Al final de esta fase, la metrópoli sufrió un fuerte decaimiento que provocó oleadas de emigrantes no sólo hacia otras zonas de la misma cuenca de México, sino también hacia otras regiones del Altiplano central. Naturalmente, al vecino valle de Toluca, región fértil con la que siempre mantuvo estrechos vínculos sociales, culturales y políticos, arribó un gran número de poblaciones procedentes de la otrora poderosa ciudad teotihuacana y los lugares cercanos a ella. Esto se debe a las características físicas particulares de la región de Toluca, por sus abundantes recursos naturales y cercanía geográfica, así como los antecedentes históricos. Aunque parezca contradictorio, Teotihuacan, seguramente, no perdió el control sobre la región hasta el último momento a pesar de su debilitamiento; puede suponerse que, conforme avanzó el proceso de desintegración, intensificó su política de injerencia en las poblaciones del valle de Toluca con el fin de mantener su dominio y asegurar los canales de abastecimientos de los recursos necesarios para la ciudad.
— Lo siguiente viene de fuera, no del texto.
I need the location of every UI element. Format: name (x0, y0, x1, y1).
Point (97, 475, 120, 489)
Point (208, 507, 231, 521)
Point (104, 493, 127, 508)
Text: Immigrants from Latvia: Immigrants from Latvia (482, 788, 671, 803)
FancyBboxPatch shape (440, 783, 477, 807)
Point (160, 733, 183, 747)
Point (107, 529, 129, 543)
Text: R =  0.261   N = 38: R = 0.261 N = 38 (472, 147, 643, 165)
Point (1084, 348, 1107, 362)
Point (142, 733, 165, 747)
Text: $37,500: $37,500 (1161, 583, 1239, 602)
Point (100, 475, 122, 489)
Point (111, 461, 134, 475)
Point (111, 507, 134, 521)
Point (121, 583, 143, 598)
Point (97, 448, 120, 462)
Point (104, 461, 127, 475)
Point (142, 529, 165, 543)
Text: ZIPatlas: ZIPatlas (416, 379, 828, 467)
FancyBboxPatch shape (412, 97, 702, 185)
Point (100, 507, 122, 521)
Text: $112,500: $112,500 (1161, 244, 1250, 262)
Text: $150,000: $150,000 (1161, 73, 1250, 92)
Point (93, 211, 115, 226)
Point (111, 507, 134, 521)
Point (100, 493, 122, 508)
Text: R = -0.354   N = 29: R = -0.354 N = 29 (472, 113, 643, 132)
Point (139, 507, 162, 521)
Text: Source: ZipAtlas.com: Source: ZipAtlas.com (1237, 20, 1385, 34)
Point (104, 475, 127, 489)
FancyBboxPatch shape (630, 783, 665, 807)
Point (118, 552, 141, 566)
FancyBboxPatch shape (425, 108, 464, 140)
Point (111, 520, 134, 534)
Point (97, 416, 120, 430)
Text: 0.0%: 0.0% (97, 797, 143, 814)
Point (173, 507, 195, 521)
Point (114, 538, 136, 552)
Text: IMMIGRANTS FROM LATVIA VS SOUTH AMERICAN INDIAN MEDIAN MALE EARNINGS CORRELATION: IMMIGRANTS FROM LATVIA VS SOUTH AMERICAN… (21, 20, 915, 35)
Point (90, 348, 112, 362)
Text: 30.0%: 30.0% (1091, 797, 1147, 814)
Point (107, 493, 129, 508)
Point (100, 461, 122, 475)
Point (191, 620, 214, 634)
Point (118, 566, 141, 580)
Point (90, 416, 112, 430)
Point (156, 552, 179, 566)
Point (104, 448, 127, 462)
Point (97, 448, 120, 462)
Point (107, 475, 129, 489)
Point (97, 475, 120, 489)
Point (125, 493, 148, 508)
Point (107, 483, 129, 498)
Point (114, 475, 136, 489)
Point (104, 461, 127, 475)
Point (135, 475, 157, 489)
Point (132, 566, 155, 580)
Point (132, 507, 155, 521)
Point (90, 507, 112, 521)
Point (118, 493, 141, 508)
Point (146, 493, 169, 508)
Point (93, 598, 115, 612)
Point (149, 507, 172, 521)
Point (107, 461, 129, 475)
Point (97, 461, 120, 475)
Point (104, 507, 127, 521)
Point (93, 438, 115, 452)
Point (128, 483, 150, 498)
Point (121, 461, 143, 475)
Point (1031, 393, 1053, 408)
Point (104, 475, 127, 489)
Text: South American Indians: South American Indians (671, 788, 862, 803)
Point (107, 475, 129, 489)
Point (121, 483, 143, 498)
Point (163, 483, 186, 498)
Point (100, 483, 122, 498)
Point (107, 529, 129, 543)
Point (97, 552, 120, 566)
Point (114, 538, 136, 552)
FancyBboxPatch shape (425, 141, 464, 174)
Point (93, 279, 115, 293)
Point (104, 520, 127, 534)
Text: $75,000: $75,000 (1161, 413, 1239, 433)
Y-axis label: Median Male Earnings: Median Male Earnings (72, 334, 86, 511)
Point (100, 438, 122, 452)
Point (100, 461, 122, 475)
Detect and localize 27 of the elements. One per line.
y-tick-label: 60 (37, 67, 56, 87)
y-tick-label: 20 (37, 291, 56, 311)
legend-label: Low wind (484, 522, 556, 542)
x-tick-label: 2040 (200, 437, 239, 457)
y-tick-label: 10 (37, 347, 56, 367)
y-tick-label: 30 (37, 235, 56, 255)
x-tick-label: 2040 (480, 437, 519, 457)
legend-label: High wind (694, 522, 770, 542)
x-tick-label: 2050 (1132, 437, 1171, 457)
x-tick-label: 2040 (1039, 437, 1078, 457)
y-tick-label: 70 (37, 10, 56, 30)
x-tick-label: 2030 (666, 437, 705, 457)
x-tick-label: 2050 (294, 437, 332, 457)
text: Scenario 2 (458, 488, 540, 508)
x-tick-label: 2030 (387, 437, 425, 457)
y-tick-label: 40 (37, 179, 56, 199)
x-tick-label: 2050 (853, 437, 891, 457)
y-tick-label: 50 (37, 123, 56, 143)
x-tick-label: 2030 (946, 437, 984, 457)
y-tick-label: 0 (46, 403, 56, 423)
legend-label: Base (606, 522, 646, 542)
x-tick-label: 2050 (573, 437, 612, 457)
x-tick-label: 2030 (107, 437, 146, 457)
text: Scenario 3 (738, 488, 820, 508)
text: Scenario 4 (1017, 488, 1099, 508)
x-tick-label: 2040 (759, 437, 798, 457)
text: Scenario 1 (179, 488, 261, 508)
Por un lado, el gran número de pobladores que abandonaron Teotihuacan, por el otro, la política de control cada vez más pronunciada del Estado teotihuacano, repercutieron en un constante incremento poblacional del valle de Toluca, el cual se refleja en el número de sitios pertenecientes a la fase Tilapa (ca. 500/550 dC-600/650 dC), correspondientes a la fase Metepec de Teotihuacan.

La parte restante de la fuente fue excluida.